- Native to: Latin America
- Extinct: Date unknown (gradual assimilation) Last documentation: 1850 (in Cuba)^{[citation needed]}
- Language family: Spanish-based creole?

Language codes
- ISO 639-3: None (mis)
- Glottolog: None

= Bozal Spanish =

Extinct Spanish creole

Bozal Spanish is a possibly extinct Spanish-based creole language or pidgin that may have been a mixture of Spanish and Kikongo, with Portuguese influences. Attestation is insufficient to indicate whether Bozal Spanish was ever a single, coherent or stable language, or if the term merely referred to any idiolect of Spanish that included African elements.

==Etymology==
Bozal is the Spanish word for "muzzle", and shares its etymology with the word bosal. In their New World colonies, the Spaniards distinguished between negros ladinos ("Latinate Negroes", those who had spent more than a year in a Spanish-speaking territory) and negros bozales (wild, untamed Negroes; those born in or freshly arrived from Africa).
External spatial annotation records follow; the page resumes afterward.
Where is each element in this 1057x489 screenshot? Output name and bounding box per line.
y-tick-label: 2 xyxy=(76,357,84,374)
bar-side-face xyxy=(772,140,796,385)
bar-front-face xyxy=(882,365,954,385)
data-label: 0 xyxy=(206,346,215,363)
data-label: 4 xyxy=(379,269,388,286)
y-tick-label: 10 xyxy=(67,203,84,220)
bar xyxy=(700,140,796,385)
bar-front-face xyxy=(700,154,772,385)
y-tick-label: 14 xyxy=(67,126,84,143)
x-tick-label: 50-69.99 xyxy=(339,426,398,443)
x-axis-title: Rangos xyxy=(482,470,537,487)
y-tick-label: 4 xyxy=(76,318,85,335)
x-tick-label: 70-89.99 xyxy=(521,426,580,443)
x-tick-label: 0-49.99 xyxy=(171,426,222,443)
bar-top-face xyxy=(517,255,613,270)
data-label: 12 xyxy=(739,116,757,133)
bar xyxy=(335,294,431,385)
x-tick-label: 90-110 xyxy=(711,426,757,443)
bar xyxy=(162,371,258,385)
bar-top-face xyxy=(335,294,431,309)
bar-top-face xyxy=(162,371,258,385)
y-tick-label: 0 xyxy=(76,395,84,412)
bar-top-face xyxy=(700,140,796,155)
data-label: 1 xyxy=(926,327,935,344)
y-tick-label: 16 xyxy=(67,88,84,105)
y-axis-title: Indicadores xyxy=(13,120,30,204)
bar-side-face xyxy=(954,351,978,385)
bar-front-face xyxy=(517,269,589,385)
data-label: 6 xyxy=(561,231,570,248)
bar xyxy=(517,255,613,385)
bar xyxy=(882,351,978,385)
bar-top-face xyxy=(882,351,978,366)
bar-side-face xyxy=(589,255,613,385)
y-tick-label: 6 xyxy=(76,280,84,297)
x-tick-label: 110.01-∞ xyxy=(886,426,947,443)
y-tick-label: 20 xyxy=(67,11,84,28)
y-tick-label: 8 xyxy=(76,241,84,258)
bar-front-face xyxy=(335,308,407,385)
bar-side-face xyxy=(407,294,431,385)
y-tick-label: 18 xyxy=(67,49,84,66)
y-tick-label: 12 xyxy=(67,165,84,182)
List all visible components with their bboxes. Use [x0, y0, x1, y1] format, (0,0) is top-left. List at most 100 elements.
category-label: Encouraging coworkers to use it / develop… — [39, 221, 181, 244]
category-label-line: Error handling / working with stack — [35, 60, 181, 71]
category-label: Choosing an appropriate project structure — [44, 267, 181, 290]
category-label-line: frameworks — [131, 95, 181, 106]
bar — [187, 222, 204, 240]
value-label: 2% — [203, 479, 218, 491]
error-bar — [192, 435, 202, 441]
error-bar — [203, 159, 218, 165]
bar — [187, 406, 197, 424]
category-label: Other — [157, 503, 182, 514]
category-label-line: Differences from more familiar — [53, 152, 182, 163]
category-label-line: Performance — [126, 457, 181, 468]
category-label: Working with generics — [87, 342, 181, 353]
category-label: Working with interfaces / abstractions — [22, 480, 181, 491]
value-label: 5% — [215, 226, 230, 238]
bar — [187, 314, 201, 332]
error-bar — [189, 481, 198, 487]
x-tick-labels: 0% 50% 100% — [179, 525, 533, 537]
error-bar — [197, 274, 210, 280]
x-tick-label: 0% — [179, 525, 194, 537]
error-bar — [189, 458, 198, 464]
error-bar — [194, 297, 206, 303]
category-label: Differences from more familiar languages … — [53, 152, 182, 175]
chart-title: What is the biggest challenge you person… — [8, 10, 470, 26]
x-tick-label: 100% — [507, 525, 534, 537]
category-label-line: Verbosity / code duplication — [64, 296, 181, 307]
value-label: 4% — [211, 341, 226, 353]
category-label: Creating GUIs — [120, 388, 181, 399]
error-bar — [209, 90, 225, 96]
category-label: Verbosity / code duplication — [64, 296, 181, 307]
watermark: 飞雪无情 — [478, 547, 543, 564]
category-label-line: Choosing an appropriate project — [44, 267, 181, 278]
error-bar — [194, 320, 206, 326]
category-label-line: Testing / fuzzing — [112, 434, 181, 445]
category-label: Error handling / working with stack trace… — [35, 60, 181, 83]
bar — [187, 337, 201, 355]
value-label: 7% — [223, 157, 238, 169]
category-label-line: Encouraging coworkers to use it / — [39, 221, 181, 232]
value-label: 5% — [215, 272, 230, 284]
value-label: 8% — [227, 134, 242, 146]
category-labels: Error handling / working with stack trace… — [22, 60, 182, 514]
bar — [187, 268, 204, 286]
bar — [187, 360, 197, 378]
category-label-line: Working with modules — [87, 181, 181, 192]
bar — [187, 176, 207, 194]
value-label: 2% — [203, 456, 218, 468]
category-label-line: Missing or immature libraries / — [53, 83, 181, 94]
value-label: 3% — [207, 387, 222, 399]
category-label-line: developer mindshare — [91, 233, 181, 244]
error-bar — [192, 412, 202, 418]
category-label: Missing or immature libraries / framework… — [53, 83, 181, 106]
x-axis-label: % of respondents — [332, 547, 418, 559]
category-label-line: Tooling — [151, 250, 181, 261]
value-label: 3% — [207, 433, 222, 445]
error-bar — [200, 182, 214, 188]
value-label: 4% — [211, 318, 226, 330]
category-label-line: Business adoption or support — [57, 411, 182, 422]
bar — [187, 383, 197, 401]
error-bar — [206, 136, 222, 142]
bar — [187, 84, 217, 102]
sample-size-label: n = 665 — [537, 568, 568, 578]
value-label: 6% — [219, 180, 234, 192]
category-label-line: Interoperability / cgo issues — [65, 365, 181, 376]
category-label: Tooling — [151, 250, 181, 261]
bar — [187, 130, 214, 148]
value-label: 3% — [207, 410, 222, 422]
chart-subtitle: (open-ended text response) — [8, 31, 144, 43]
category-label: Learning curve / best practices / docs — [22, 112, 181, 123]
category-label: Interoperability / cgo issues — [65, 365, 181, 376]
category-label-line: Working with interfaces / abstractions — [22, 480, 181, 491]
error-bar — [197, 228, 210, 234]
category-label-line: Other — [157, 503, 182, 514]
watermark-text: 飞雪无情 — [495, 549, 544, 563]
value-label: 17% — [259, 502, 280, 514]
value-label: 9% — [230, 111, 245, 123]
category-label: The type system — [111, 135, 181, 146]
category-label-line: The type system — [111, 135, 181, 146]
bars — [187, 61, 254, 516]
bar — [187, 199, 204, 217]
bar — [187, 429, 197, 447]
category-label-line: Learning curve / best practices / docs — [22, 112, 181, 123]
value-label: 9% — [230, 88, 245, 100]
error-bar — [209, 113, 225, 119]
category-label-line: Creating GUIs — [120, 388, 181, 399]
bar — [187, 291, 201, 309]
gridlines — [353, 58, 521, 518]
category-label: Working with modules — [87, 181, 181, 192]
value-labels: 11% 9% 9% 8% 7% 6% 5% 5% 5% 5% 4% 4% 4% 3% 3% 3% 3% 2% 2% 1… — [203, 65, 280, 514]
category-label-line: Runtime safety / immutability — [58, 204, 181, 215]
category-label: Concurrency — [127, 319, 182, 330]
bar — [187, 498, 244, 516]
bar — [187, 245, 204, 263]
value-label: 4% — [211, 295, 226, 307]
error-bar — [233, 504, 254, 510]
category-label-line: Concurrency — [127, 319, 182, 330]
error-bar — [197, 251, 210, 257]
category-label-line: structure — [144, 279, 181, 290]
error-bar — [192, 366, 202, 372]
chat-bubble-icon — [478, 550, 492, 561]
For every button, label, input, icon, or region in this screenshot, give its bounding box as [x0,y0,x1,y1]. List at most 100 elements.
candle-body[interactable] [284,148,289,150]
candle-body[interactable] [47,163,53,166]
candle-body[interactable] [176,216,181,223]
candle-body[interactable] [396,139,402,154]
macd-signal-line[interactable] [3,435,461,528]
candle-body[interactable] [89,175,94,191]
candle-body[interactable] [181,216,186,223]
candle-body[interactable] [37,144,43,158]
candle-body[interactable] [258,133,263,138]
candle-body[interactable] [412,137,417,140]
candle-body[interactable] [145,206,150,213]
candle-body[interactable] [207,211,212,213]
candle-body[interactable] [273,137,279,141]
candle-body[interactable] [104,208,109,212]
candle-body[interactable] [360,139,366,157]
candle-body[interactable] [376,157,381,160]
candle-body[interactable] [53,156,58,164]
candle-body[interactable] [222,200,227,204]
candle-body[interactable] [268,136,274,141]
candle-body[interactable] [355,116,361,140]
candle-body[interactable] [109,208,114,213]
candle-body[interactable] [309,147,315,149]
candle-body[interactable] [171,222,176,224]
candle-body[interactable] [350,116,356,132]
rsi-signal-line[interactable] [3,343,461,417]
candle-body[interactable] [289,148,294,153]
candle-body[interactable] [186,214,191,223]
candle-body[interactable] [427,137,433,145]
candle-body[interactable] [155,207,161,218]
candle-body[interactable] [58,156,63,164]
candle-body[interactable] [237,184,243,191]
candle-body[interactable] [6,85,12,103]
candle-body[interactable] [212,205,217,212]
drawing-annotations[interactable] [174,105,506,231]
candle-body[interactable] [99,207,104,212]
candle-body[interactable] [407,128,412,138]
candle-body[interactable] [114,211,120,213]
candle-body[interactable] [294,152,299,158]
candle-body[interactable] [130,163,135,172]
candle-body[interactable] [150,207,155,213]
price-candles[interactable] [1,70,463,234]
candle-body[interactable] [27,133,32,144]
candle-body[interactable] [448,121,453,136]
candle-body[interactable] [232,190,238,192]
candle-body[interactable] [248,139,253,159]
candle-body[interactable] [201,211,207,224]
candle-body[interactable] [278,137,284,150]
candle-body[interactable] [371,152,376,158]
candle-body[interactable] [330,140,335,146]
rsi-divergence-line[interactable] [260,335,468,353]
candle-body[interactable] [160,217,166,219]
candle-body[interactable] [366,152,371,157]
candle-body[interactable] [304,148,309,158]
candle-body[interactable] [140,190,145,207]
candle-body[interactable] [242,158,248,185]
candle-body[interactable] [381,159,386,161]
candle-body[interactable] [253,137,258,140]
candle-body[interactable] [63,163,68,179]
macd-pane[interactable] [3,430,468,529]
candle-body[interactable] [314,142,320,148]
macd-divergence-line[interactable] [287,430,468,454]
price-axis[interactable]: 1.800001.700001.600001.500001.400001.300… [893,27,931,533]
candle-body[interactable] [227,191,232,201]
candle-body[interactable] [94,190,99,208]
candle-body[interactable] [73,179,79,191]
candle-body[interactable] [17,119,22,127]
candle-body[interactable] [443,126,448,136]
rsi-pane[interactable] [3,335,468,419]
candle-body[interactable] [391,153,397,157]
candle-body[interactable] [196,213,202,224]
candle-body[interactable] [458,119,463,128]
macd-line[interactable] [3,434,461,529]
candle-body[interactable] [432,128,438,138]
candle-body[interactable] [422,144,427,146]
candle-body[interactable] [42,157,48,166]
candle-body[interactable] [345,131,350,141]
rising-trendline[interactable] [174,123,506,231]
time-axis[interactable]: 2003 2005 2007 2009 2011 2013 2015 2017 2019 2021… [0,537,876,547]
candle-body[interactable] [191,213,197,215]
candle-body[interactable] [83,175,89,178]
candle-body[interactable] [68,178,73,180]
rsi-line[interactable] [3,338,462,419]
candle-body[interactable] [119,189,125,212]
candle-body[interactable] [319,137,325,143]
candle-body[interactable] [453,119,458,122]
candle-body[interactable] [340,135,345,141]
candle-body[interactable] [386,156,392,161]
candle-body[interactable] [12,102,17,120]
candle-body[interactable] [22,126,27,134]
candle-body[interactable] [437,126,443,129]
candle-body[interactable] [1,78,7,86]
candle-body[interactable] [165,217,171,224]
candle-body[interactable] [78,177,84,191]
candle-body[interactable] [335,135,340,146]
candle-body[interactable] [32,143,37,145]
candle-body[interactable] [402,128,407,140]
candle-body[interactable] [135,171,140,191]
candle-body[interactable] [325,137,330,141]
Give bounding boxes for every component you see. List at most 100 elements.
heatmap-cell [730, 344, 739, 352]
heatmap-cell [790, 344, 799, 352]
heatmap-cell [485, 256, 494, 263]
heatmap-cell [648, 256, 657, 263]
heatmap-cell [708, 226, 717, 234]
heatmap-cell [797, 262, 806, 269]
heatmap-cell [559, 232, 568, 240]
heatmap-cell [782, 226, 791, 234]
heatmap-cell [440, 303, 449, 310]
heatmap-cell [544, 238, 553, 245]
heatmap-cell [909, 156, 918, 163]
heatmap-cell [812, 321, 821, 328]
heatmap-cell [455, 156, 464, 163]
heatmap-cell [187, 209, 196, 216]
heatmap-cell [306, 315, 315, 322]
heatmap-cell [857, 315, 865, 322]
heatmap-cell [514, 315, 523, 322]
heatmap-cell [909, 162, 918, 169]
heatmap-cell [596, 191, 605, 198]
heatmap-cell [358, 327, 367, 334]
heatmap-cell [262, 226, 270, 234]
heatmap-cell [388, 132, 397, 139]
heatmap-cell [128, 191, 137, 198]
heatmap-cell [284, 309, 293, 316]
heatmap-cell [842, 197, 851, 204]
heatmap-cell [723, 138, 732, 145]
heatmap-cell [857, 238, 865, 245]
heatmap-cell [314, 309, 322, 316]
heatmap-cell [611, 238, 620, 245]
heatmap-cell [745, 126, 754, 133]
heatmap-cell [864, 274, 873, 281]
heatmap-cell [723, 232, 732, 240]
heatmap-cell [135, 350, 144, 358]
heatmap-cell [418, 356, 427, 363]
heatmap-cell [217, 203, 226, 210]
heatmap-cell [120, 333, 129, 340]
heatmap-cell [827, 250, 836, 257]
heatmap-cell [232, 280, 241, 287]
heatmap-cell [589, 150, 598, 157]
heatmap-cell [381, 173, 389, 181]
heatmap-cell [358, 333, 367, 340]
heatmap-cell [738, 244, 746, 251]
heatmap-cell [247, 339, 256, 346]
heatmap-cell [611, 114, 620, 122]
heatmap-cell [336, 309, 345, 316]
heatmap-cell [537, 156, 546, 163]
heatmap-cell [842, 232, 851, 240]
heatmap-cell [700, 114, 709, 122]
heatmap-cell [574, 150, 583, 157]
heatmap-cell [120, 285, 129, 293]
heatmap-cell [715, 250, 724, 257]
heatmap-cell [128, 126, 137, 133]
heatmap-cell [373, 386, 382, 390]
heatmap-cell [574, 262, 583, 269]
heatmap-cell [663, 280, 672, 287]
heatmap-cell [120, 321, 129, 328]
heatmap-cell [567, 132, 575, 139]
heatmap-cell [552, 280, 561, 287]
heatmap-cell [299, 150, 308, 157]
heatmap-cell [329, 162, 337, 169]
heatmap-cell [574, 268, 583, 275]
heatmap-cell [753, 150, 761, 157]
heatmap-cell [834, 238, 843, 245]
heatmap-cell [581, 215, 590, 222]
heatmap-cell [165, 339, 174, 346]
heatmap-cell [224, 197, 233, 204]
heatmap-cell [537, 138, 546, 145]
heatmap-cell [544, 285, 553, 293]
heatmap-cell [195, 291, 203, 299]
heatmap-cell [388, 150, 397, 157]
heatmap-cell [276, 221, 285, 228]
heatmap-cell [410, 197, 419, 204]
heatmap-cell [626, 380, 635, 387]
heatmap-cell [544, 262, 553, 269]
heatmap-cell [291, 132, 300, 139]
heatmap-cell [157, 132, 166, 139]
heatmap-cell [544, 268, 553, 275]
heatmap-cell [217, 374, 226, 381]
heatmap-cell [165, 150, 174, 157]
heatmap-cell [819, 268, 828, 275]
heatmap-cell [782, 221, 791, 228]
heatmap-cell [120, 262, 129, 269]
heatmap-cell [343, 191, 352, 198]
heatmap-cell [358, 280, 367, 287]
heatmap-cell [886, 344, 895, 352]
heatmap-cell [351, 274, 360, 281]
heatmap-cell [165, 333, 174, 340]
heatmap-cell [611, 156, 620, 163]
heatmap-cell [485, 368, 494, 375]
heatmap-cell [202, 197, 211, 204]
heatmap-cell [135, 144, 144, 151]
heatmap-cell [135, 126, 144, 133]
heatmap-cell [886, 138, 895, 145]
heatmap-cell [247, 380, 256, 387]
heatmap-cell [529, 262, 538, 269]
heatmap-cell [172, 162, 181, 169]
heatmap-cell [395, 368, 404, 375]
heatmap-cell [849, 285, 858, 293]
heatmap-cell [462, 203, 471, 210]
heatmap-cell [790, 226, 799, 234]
Similarly, the Portuguese distinguished between índios mansos (tamed, domesticated Indians) and índios bravos (untamed, wild Indians), and between negros crioulos or ladinos (Black creoles born in the territory of a European empire) and negros africanos or boçais (blacks born in Africa) (crioulo has now become the main anti-black slur in Brazilian Portuguese, whereas the Spanish cognate, criollo came to refer to Hispanoamerican whites and castizos).

==Historic use==
Bozal Spanish was spoken by African slaves in Cuba, Uruguay and other areas of South and Central America from the 17th century up until its possible extinction at around 1850. Although Bozal Spanish is extinct as a language, its influence still exists. In some Cuban folk religious rituals today, people speak what they call "Bozal". Similarly, many songs of the afro genre, which flourished in Cuba in the 1930s and '40s, contain lyrics reminiscent of the language.

In Puerto Rico esclavos bozales were slaves ("esclavos") brought from Africa, as opposed to those born in Puerto Rico from slaves. Such slaves spoke different languages, other than Spanish, which they eventually learned while enslaved. These slaves were primarily used in the fields and agriculture as opposed to those born under bondage who were generally used in domestic chores.